Sin remedio, hijo mío. ¡Vomita! No hay remedio.
Federico García Lorca

     ...La frase vuelve a reverberar en la profunda bóveda de su cráneo. No es ofensiva en sí misma. No suena como tal. De hecho, le ha recordado a uno de sus viejos héroes: Cliff Steele, también conocido como Robotman, miembro de Doom Patrol, un hombre al que la definición le sienta de maravilla. Cerebro humano aprisionado en un cuerpo robótico, sin percepciones reales. Con sentimientos atrofiados, caducos...
     Como yo, piensa Marín sin dejar de mover los pies sobre los adoquines del camellón central del Boulevard 5 de Mayo. Tiene ganas de hacer algo espectacular con su vida. Lo suficientemente espectacular. Tirarse bajo las ruedas de un trailer no suena en lo absoluto agradable u original, aunque de un recóndito rincón de sus circunvoluciones, la emisora de lo falaz lo urge a tomar esa medida.

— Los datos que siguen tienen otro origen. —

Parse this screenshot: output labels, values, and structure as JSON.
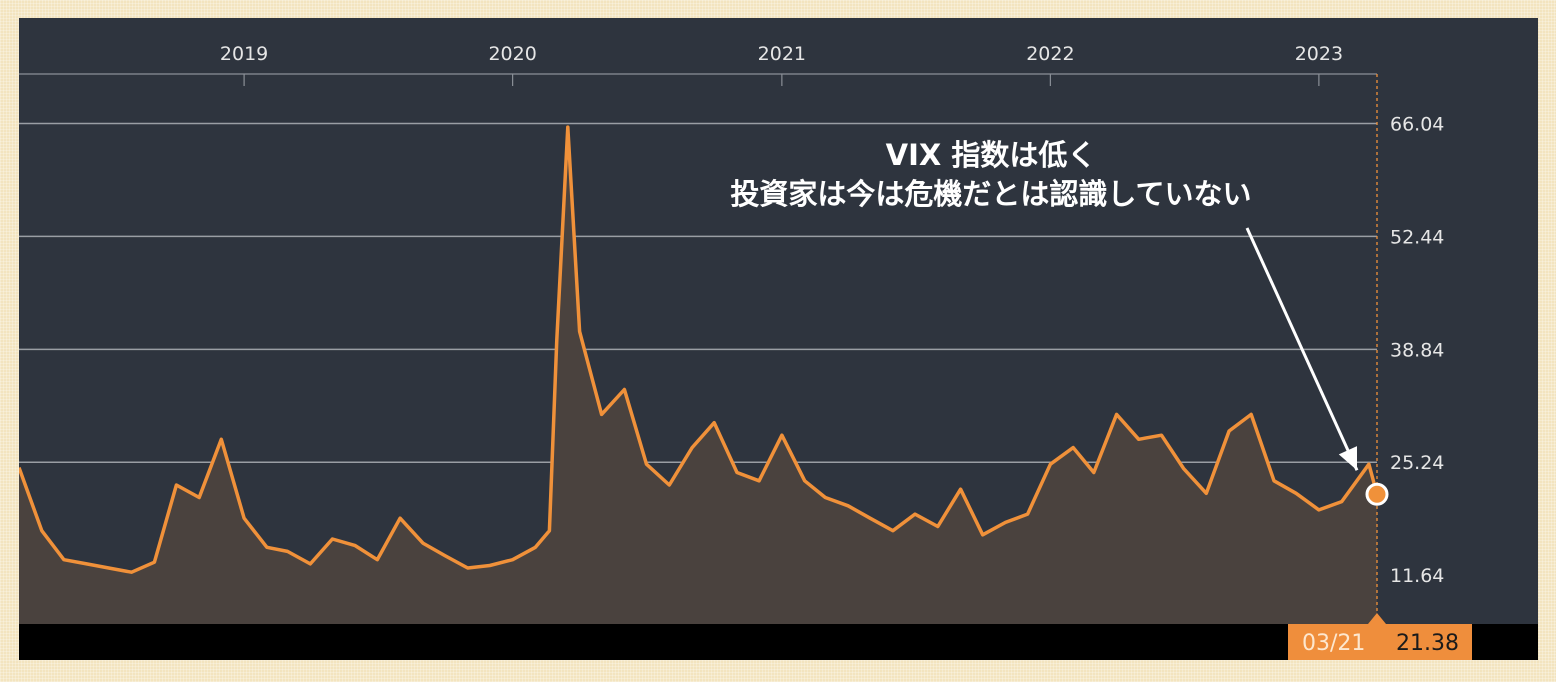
{
  "chart_data": {
    "type": "area",
    "title": "",
    "xlabel": "",
    "ylabel": "",
    "x_ticks": [
      "2019",
      "2020",
      "2021",
      "2022",
      "2023"
    ],
    "y_ticks": [
      11.64,
      25.24,
      38.84,
      52.44,
      66.04
    ],
    "y_tick_labels": [
      "11.64",
      "25.24",
      "38.84",
      "52.44",
      "66.04"
    ],
    "ylim": [
      6.0,
      72.0
    ],
    "xlim": [
      "2018-03",
      "2023-03-21"
    ],
    "grid": "horizontal",
    "series": [
      {
        "x": [
          "2018-03",
          "2018-04",
          "2018-05",
          "2018-06",
          "2018-07",
          "2018-08",
          "2018-09",
          "2018-10",
          "2018-11",
          "2018-12",
          "2019-01",
          "2019-02",
          "2019-03",
          "2019-04",
          "2019-05",
          "2019-06",
          "2019-07",
          "2019-08",
          "2019-09",
          "2019-10",
          "2019-11",
          "2019-12",
          "2020-01",
          "2020-02",
          "2020-02-20",
          "2020-03",
          "2020-03-16",
          "2020-04",
          "2020-05",
          "2020-06",
          "2020-07",
          "2020-08",
          "2020-09",
          "2020-10",
          "2020-11",
          "2020-12",
          "2021-01",
          "2021-02",
          "2021-03",
          "2021-04",
          "2021-05",
          "2021-06",
          "2021-07",
          "2021-08",
          "2021-09",
          "2021-10",
          "2021-11",
          "2021-12",
          "2022-01",
          "2022-02",
          "2022-03",
          "2022-04",
          "2022-05",
          "2022-06",
          "2022-07",
          "2022-08",
          "2022-09",
          "2022-10",
          "2022-11",
          "2022-12",
          "2023-01",
          "2023-02",
          "2023-03-10",
          "2023-03-21"
        ],
        "values": [
          24.6,
          17.0,
          13.5,
          13.0,
          12.5,
          12.0,
          13.2,
          22.5,
          21.0,
          28.0,
          18.5,
          15.0,
          14.5,
          13.0,
          16.0,
          15.2,
          13.5,
          18.5,
          15.5,
          14.0,
          12.5,
          12.8,
          13.5,
          15.0,
          17.0,
          40.0,
          65.6,
          41.0,
          31.0,
          34.0,
          25.0,
          22.5,
          27.0,
          30.0,
          24.0,
          23.0,
          28.5,
          23.0,
          21.0,
          20.0,
          18.5,
          17.0,
          19.0,
          17.5,
          22.0,
          16.5,
          18.0,
          19.0,
          25.0,
          27.0,
          24.0,
          31.0,
          28.0,
          28.5,
          24.5,
          21.5,
          29.0,
          31.0,
          23.0,
          21.5,
          19.5,
          20.5,
          25.0,
          21.38
        ]
      }
    ],
    "annotation": {
      "line1": "VIX 指数は低く",
      "line2": "投資家は今は危機だとは認識していない"
    },
    "readout": {
      "date": "03/21",
      "value": "21.38"
    }
  },
  "colors": {
    "line": "#f0913a",
    "area": "#4a423e",
    "panel": "#2e343e",
    "readout_bg": "#ef8e3c"
  }
}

     --Ni loco --murmura, como contraatacando a su consciencia. En su mente el soundtrack del mes empieza a ciclarse, corea su caminar pausado y melancólico.
     “Stains on the carpet, stains on the memory, songs about happiness mourmured in dreams, when we both knew, how the end always is”, dice Robert Smith dentro de su cabeza.

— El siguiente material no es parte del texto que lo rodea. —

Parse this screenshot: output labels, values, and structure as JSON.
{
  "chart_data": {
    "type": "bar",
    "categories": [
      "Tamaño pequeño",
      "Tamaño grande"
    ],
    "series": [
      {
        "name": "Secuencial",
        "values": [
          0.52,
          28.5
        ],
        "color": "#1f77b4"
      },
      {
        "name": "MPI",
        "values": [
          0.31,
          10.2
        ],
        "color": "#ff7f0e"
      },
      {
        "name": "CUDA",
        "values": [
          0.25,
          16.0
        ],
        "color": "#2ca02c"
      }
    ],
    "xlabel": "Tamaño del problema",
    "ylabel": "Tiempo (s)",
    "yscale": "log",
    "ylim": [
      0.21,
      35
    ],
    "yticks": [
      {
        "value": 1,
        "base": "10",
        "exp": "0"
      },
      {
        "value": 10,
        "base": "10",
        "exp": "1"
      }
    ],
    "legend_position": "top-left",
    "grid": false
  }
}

     Y se mira a sí mismo, como si estuviera en pleno viaje astral o tras la pantalla de un cine: su figura robusta y solitaria, en medio de un cardumen demente de automóviles escandalosos, con el cielo nublado, rojo y apocalíptico, llamándolo al suicidio.
     Así, sin más, sin otro preámbulo. Hay cosas automáticas, interrelaciones aleatorias que encumbran la trascendencia o la mandan de vuelta al basurero de lo falaz.
     Se imagina trepando hasta la cumbre del edificio de muebles, con un altavoz. Sabe que abajo tendrá público cautivo, arriba reflectores para hacer todo más espectacular.
     Se imagina en la caída. En el único grito, su nombre. El de ella. Alarido de guerra. Testimonio, heredad al futuro. Fantasía en crescendo...
     Entonces recuerda al payaso. Al puto payaso inflable, ahí, en la cúspide, tras metros de trepado, tras escaleras hechizas de varilla doblada y guardias apenas librados. Él, el puto payaso, como gigantesco Gojiro, en su trono de cornisa y polvo, que reina, administra desde la azotea las ventas de aquella estúpida mueblería.
     Y el ritmo, la quimera, se le caen a pedazos.
     Cámara robada, un último performance transformado en obra ridícula, sin sentido; una obra para aparecer en casos de lo insólito, no en el Guiness, mucho menos en un recorte culpable, pegado en el espejo, al borde del cuarto de la desgraciada e imbécil de Rosalva.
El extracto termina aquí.